One of the lessons I learned from my dad was, whenever you come into a room full of people, greet everyone, and be sure to introduce yourself to those you don’t know so that they feel at home.
That’s just one of the reasons why I was so impressed with Cardinal Jorge Bergolio (now Pope Francis) during the meetings of cardinals prior to the 2013 conclave. I was the new kid on the block, struggling to begin to put faces and names together. I was relieved when this cardinal I had never met came up to me, extended his hand and said, “I’m Jorge Bergolio from Buenos Aires.” I smiled and replied, “and I’m Tim Dolan from New York.”
It’s natural for us to identify ourselves by our names, where we are from, maybe what we do. But, I think you’d agree, our identity of who we are really goes much deeper than that.
I invite us to see who we are: At the core of our being, each one of us has the identity of being a child of God, made in his image and likeness, redeemed by the precious blood of his Son, Jesus, and destined to enjoy eternity with him in heaven. That’s who we are. As Pope St. John Paul II taught, “being is more important than having and doing.”
|Cardinal Timothy Dolan
As Christians, however, we have to ensure that this truth of our faith doesn’t somehow make us the center of the world. There is a heavy stress today on individualism: my needs, my wants, my career, my sexual preferences, my convenience and my time are most important. But being made in the image and likeness of God means that God happens to be the center of the world!
It’s not just that I’m made in God’s image and likeness, but that every human person is as well, thus deserving dignity and respect. This is our belief in the Imago Dei (“Image of God”) central to Judeo-Christian revelation, cherished by other creeds as well.
If we properly understand who we are in God’s eyes, and in relation to other creatures and all of creation, we will sense that there are certain duties and obligations that simply flow from who we are.
Unfortunately, words like “obligation” and “duty” are somewhat frowned upon today. When we speak about duties and obligations, however, what we have to do as a Church is to reclaim the fact that duties are not arbitrary. Obligations are not impositions. Instead, the duties and obligations that we have flow from who we are. Pope Francis is wise in reminding us that duties and obligations are not something that are imposed, but are something that come from within.
His predecessor, Pope Benedict XVI, once said that, in the biblical view of life, the “ought” — that is, the ethics, the duties, the moral obligations — always flow from the “is.” In other words, once you get a sense of who God is and who God has destined us to be, certain “oughts” flow from that. And these obligations bring us joy.
A woman who often spoke about our obligations and duties is Dorothy Day. In fact, one of her beautiful biographies is called “The Duty of Delight.” Duty for her was not something imposed from the outside, a heavy burden laid upon her shoulders. It was a joy! So, her feeding of the poor was not a duty as in “I have to do this, because the Church tells me to.” No! It was spontaneous and natural, because it flowed from who she knew she was: a child of God created in his image and likeness. And who they were: people also created in the image and likeness of God.
Where you most readily see this sense of “the ought” flowing from “the is”, I like to think, is in the family. A father does not complain about the burdens — although, if your father was like mine, he could sometimes gripe — but his sense of obligation, whether it be going to work every day, coming home and loving his wife and his kids, cutting the grass and painting the house, the things we might take for granted, were all something that simply flowed from who he was as a husband and a father.

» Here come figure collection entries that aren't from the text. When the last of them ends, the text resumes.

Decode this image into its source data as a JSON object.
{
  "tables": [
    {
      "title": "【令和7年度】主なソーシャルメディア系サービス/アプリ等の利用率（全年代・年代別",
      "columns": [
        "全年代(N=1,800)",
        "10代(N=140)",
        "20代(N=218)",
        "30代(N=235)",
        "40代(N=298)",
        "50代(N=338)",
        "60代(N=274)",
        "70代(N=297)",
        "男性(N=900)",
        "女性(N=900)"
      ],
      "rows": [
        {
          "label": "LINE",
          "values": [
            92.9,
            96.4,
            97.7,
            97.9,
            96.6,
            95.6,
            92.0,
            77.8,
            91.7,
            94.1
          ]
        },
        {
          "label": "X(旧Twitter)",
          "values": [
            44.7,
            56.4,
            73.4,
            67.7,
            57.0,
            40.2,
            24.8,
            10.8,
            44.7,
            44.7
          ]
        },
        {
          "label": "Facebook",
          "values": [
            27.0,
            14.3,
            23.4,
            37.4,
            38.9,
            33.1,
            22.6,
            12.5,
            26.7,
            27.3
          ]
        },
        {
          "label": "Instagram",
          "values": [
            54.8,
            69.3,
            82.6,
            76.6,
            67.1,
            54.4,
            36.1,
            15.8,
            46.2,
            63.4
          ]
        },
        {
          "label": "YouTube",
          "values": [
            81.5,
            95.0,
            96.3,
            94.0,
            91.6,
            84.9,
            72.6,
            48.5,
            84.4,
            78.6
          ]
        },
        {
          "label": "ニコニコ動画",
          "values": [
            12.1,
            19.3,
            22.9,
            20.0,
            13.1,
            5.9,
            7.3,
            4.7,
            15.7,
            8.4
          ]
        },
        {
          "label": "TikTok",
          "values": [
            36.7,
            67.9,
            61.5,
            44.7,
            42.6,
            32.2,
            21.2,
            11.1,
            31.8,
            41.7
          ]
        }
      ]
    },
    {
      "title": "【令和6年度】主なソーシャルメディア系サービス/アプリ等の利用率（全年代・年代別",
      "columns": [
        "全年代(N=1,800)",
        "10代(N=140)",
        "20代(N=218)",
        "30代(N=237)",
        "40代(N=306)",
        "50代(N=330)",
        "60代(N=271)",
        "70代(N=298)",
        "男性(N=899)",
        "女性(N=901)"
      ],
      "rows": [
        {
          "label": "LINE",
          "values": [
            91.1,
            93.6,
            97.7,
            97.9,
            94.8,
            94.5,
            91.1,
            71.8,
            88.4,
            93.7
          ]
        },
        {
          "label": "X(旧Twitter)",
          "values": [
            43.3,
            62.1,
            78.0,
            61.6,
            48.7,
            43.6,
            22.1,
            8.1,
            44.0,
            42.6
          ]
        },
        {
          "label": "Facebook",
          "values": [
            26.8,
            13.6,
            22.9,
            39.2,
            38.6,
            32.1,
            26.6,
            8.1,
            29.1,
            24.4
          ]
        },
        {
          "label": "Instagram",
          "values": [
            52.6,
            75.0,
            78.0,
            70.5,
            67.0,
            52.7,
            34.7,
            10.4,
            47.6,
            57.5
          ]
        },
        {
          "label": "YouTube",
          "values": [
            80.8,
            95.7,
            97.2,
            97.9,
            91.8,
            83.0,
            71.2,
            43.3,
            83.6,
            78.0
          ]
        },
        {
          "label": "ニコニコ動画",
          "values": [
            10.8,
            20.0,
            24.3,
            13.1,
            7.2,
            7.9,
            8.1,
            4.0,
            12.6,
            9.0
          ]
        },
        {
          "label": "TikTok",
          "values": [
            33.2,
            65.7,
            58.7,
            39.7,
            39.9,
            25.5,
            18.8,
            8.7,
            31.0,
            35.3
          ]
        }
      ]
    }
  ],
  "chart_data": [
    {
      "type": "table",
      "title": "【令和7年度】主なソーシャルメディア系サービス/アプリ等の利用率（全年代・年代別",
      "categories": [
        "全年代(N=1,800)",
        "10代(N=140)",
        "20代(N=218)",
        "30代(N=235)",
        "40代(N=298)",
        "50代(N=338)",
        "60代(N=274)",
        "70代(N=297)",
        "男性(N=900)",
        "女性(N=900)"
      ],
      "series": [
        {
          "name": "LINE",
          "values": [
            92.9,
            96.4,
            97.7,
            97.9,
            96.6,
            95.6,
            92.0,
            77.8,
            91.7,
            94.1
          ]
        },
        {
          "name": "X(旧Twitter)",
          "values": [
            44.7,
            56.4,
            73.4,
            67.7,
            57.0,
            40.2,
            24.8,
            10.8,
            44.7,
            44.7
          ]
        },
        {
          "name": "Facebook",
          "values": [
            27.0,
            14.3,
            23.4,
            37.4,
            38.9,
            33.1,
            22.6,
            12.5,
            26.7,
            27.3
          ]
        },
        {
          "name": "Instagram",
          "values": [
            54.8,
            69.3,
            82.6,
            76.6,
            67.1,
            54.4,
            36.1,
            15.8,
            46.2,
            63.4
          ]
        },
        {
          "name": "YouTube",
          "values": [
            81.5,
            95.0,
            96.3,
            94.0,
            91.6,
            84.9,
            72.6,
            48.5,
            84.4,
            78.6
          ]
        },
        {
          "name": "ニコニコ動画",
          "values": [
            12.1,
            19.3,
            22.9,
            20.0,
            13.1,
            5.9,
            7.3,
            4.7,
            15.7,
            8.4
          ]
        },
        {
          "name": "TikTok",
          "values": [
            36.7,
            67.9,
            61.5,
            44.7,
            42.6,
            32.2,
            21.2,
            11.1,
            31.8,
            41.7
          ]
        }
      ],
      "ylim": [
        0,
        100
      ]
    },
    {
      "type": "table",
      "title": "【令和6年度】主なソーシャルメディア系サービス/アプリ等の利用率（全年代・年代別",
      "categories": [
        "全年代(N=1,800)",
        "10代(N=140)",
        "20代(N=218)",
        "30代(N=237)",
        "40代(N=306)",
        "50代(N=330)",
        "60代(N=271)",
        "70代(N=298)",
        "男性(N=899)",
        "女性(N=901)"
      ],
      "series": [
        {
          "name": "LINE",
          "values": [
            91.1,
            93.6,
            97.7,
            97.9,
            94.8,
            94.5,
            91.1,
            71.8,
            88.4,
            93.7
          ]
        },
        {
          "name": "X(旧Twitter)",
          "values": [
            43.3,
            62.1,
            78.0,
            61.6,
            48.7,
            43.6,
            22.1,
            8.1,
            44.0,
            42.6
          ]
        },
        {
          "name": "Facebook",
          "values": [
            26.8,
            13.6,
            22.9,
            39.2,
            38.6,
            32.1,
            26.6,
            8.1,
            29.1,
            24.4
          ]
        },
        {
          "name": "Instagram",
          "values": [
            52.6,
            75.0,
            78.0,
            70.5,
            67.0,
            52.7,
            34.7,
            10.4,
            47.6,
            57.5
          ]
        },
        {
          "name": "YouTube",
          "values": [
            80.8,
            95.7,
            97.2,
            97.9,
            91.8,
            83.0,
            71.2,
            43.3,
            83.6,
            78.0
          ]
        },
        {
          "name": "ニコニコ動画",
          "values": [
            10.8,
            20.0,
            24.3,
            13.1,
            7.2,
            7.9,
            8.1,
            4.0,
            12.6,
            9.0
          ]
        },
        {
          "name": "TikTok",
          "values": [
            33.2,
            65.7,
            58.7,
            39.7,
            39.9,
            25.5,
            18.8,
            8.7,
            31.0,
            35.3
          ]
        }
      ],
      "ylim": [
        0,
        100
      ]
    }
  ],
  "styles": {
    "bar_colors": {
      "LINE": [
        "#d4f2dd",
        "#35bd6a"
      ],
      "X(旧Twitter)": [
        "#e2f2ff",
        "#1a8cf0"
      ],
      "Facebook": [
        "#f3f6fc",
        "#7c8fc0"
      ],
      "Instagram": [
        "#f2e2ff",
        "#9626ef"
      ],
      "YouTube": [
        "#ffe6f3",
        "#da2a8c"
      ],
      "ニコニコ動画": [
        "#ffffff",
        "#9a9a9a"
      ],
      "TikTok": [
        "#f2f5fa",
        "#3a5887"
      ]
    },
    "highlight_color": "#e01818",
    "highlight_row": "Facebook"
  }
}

My mom, too, didn’t show her love to my siblings and me only in the tasks that she ought to have done, like making meals or doing laundry, but those things naturally flowed out of who she was, as a child of God, a wife and a mother, giving of herself in a spirit of generosity. The family is the place where I saw not just what my parents ought to have done. It’s where I saw who they were. They gave themselves to each other, and to us, not simply out of obligation but truly out of love. And it brought them joy.
St. John Paul II often spoke about the “law of the gift.” Simply put: We are at our best — we are acting most consistent with the way our Creator intends us to be — when we give ourselves freely and lovingly to another person. This is at the heart of the whole Christian ethic.
Our families aren’t always perfect. But the Church is reminding us that our actions should be consonant with who we are. When a wife says to a husband after he slips up in something, “Honey, did you really do that? Is that what a faithful husband would do?” The husband can hardly say, “Why is she barking at me with all these rules?” The wife is simply saying that, if you are my loving and faithful husband, which you are, 99 percent of the time, can you see that what you just did is not consonant with that? This is what the Church does.
And the Church, as our spiritual family, is made up of an extremely awkward and bumbling group of sinners. I happen to be a big one. So when we look at the Church, like all families, we see people who are striving, with God’s grace and mercy, to live in accord with God’s expectations as revealed in Jesus, but who often do not live up to them.
There is an exciting adventure here: an adventure in fidelity, to look like Jesus, to image him to others. That, ultimately, is what brings us our greatest joy. To live out what it means to be made in God’s image and likeness is the path to happiness, now and in eternity.
Cardinal Timothy Dolan is the Archbishop of New York.